At some point, Avi took over from his staff all care of this man and his girlfriend, asking every 15 minutes if there was something they needed, something he could get them.
There was generally a pinwheel of activity at the restaurant that ended in a dock over the bay, people coming through to take tours, surfers loading boards on Pangas, locals or near locals gathered for lunch, and a mix of languages, with English not the most common. Angry Bird scowled and looked out over the bay.
Avi was once on the phone speaking Hebrew to a friend or business associate. Many in Bocas are from Israel. When he clicked off, Angry Bird asked, “What language was that you were speaking?”
“That was Hebrew,” Avi said.
“Is that like Yiddish?”
Avi gave an explanation of the difference, most of which Angry Bird did not seem interested in. When he stood up a little later, he banged his head on the TV that hung from the post over the table. It was a good thwack and made my head hurt just from the sound.

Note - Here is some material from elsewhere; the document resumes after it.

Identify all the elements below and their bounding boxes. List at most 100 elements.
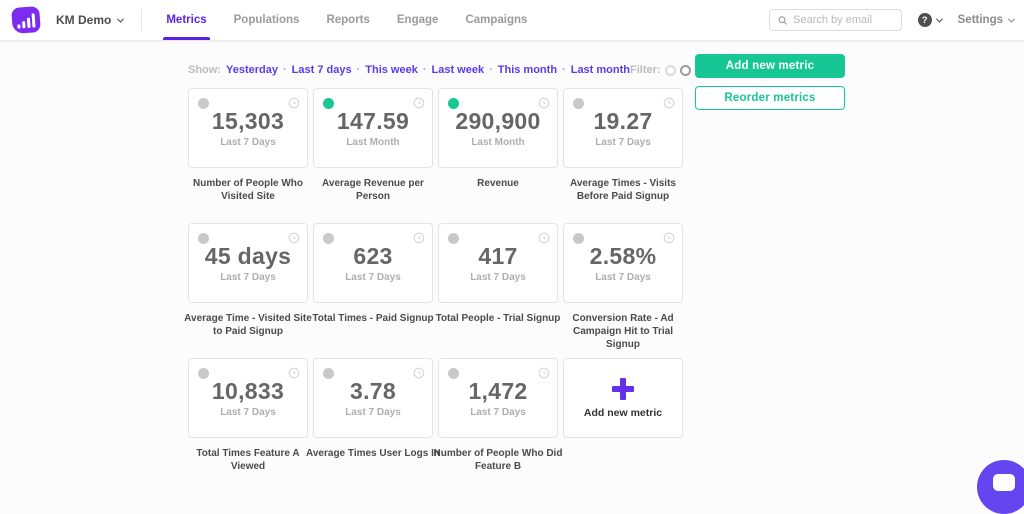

He sat right back down, rubbing his head from the pain, glowered up at the TV, looked down at the table. When his girlfriend asked if he was alright, he said he should have just stayed home, where he knew where everything was.
Later he asked Avi where there was a good restaurant, and when Avi wrote out his list, as he had done for me and for others, Angry Bird asked if Avi would go with them.
“I don’t speak the language. What would you think about coming along and helping us out?”
“Of course, I would like very much to do this,” said Avi.
When I complimented Avi for his professionalism and patience, Avi said, “There is always a story. If I react in the wrong way, it is on me, it would poison my whole day. I choose not to let that happen.” I wanted to ask how long Angry Bird planned to stay at the hotel, but knew they had as much right to be there as me.
Then the lights went out in Bocas. The entire island was dark. Avi taped flashlights in the hotel hallways and to posts on the deck for the guests. I went to get the cash I needed to pay my bill from the ATM at the bank on the other side of town.
While I was gone, Angry Bird managed to bring out an iPad or something, a music player of some sort, and for everyone’s enjoyment played an assortment of his favorite songs from the 70s and 80s, and of course there was Country.
He and his girlfriend got good and drunk, began to start conversations with everyone else, regardless of how far away they were sitting. If that was across the deck, Angry Bird and girlfriend just raised their voices. If the other person was from Boston, they talked about the bombing at the Boston Marathon. If they were from New York, it was the 9/11 terrorist attacks.
They didn’t have much to say to me, I was from Oregon, nothing much happens there and I didn’t much encourage the exchange.
So, even though the lights went out in Bocas, that had nothing to do with my decision to leave. It was just time to go.